What Is an Import Substitution Industrialization?
Import substitution is the tendency of developing countries to adopt strict restrictions on imports, such as tariffs, quotas, and foreign exchange control, to support and protect the development of relevant domestic industrial sectors. Select products with high import demand as the focus of national industrial development, and strive to gradually replace imports with domestic production, thereby driving economic growth, realizing industrialization, correcting trade deficits, and balancing international balance of payments.
Import substitution
- This entry lacks an information bar . Supplementing related content makes the entry more complete and can be quickly upgraded. Hurry up!
- Import substitution is the tendency of developing countries to adopt strict restrictions on imports, such as tariffs, quotas, and foreign exchange control, to support and protect the development of relevant domestic industrial sectors. Select products with high import demand as the focus of national industrial development, and strive to gradually replace imports with domestic production, thereby driving economic growth, realizing industrialization, correcting trade deficits, and balancing international balance of payments.

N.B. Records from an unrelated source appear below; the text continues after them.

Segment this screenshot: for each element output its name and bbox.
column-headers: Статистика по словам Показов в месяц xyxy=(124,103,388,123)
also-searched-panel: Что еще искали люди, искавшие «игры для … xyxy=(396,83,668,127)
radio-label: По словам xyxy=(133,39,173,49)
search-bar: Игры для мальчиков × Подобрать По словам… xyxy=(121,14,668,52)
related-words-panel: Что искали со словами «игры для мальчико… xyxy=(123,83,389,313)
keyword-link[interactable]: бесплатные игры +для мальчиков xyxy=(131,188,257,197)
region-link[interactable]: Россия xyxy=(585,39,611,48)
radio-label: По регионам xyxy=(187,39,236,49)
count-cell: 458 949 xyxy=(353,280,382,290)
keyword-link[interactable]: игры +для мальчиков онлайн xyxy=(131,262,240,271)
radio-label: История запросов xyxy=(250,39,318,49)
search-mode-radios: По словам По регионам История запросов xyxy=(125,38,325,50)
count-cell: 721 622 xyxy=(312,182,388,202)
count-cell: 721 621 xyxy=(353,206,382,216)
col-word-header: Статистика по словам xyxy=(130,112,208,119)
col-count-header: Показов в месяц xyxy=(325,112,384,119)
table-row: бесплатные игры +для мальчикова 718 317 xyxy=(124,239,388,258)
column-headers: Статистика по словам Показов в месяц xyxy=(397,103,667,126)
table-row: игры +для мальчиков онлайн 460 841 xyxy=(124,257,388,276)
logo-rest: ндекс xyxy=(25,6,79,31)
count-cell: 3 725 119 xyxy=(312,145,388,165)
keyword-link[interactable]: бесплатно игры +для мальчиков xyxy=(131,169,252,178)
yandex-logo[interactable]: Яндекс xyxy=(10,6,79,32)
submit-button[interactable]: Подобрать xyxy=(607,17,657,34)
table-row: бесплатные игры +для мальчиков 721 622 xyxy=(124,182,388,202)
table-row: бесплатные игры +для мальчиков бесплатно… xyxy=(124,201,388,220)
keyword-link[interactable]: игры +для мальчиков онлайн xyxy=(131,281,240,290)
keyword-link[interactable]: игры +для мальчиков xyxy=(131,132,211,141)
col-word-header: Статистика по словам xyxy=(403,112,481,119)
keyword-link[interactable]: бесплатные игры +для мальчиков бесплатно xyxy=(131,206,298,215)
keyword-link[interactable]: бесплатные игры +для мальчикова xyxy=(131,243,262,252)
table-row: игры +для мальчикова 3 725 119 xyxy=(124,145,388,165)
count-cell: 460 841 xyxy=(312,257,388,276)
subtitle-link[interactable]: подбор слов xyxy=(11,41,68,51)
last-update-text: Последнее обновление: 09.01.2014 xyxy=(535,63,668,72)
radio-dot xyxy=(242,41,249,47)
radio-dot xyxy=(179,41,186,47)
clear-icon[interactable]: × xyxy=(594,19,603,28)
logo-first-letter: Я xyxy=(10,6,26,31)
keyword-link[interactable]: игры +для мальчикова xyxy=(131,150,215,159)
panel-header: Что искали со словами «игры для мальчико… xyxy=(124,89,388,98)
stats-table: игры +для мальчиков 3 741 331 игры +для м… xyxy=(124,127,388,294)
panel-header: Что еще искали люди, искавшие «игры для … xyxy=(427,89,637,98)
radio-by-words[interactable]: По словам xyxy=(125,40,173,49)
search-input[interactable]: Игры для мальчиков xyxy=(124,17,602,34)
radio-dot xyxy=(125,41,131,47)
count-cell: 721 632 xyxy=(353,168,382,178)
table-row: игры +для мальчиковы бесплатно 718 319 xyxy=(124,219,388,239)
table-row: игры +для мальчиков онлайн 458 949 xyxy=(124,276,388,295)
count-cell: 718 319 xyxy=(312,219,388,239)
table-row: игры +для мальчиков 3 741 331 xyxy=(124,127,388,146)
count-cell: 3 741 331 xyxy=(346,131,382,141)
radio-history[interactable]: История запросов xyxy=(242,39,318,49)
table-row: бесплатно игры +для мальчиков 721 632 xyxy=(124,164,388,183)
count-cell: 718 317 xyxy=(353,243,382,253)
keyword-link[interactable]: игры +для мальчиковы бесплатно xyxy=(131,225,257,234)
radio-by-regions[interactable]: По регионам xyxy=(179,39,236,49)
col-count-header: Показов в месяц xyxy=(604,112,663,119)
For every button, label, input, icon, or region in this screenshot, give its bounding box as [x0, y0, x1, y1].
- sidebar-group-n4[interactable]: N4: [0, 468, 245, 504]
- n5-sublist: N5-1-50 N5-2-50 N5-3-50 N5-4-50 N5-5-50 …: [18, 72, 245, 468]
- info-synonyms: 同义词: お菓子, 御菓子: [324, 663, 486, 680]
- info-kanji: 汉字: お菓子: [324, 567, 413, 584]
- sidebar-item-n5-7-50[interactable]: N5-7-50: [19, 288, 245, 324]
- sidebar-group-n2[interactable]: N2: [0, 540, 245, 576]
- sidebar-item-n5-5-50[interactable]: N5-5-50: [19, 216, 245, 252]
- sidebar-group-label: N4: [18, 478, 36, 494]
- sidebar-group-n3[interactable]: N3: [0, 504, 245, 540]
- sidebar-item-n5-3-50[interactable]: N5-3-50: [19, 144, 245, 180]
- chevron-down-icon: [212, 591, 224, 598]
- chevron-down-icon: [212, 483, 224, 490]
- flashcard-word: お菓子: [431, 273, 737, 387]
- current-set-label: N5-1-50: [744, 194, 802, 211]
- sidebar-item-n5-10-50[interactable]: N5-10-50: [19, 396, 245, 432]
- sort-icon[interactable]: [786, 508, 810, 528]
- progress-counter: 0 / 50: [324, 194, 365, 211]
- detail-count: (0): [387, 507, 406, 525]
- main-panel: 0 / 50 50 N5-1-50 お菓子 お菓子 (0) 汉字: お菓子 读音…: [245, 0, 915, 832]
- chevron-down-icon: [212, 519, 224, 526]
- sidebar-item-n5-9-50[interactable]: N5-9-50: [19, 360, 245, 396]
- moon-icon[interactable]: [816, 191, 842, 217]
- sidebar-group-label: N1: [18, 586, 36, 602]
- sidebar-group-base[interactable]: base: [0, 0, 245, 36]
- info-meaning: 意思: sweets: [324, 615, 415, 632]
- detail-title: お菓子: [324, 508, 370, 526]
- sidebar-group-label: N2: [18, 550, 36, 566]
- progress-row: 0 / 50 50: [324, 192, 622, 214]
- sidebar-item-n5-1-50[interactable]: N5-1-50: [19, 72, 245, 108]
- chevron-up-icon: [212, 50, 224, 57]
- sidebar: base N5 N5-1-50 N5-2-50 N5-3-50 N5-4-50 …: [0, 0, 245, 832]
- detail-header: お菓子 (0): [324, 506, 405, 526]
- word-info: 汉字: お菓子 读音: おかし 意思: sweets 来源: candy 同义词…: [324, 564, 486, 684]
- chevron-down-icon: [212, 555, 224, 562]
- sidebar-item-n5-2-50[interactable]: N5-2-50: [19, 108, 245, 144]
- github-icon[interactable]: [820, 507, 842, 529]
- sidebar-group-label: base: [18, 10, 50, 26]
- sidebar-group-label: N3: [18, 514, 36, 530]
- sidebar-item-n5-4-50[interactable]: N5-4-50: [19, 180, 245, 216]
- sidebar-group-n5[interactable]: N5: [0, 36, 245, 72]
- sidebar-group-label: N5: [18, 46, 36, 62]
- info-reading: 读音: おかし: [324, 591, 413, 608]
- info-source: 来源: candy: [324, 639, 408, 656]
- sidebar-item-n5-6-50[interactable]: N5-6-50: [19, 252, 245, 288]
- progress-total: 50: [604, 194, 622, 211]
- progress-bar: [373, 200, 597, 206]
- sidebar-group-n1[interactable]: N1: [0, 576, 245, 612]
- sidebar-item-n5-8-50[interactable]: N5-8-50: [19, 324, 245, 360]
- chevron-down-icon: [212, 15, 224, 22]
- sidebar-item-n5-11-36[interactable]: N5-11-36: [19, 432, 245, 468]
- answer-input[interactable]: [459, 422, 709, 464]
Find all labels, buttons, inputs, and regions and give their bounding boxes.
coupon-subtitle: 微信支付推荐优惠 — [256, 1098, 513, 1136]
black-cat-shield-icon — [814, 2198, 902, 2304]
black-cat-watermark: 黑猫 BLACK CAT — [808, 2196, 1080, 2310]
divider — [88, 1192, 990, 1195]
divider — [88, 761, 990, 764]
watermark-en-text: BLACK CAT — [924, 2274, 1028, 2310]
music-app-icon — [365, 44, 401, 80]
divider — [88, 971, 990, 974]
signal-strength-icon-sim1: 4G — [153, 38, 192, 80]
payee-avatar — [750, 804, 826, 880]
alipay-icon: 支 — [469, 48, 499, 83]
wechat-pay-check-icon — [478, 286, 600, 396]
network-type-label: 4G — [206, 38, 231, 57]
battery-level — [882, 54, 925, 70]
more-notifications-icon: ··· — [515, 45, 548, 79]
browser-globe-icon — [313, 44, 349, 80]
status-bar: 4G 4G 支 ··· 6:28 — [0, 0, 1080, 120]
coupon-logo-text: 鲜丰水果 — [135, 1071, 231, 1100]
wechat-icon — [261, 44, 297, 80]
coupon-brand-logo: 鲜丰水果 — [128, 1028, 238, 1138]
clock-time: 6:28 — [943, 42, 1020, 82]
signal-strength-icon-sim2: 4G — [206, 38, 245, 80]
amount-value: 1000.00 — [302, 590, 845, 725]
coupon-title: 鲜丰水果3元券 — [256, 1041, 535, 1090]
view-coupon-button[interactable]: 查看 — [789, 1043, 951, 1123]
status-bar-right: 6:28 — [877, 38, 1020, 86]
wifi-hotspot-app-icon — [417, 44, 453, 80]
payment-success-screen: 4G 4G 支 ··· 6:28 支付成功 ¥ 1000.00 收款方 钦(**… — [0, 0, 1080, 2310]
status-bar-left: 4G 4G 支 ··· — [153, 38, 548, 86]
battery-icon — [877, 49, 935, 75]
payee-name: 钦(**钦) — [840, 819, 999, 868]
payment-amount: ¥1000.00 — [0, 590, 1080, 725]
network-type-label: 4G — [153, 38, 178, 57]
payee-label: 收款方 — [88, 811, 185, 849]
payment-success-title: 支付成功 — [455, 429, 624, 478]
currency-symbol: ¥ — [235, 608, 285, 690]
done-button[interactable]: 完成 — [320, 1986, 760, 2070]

- One of the most obvious facts about China's import substitution processing base: At the same level of per capita production, the smaller a country is, the more its foreign trade depends on
- Import substitution
- In fact, the larger a country is, the more introverted it is when it completes industrialization. The extent of the outward-looking economy of the United Kingdom during the Industrial Revolution was higher than that of the United States when it surpassed the United Kingdom at the end of the 19th century. The reason was that the United States was much larger than the United Kingdom. The United States is still one of the countries with the lowest dependence on foreign trade among developed countries. The ratio of US foreign trade to GDP has increased greatly in the past 20 years, but now this rate is only about 25%.
- More importantly, the success of Japan and Asia's "four little dragons" in driving economic growth through exports has largely depended on the special international economic environment in the first decades after the war. At the end of the Second World War, Western countries reached a consensus to liberalize international trade, and countries greatly reduced trade barriers with each other. This policy of trade liberalization has led to a sharp increase in international trade, which has grown much faster than the world economic growth rate in 25 years. Before the 1980s, Keynesian macroeconomic policies were generally implemented in Western countries, and the total demand of the entire world economy was relatively sufficient. In this international environment, it is easier for lagging countries to increase exports, and export-led economic growth has a considerable advantage over import substitution strategies. Times have changed, and the international economic environment has changed significantly from then. The trade barriers of developed countries are now quite low, and there is not much room for reduction. The cutting edge of trade barriers is directed at developing countries. Western economic powers are trapped by severe fiscal and social spending deficits, and they are afraid of causing inflation, so they are afraid to take effective policy measures to expand aggregate demand. Both of these factors have eliminated the international environment in which developing countries can easily and dramatically increase exports. The export-oriented economic growth strategy has fallen into crisis, which is actually the deepest cause of the East Asian financial crisis.
- Compared to export-oriented strategies, the benefits of import substitution now are definitely greater than in the past. While a country as large as China currently enjoys good economic development through export orientation, products that cannot substitute for imports at home obviously have less export competitiveness to developed countries, which means that import substitution is in line with To a certain extent, they are complementary. In such an environment, the timely development strategy of partial import substitution is timely.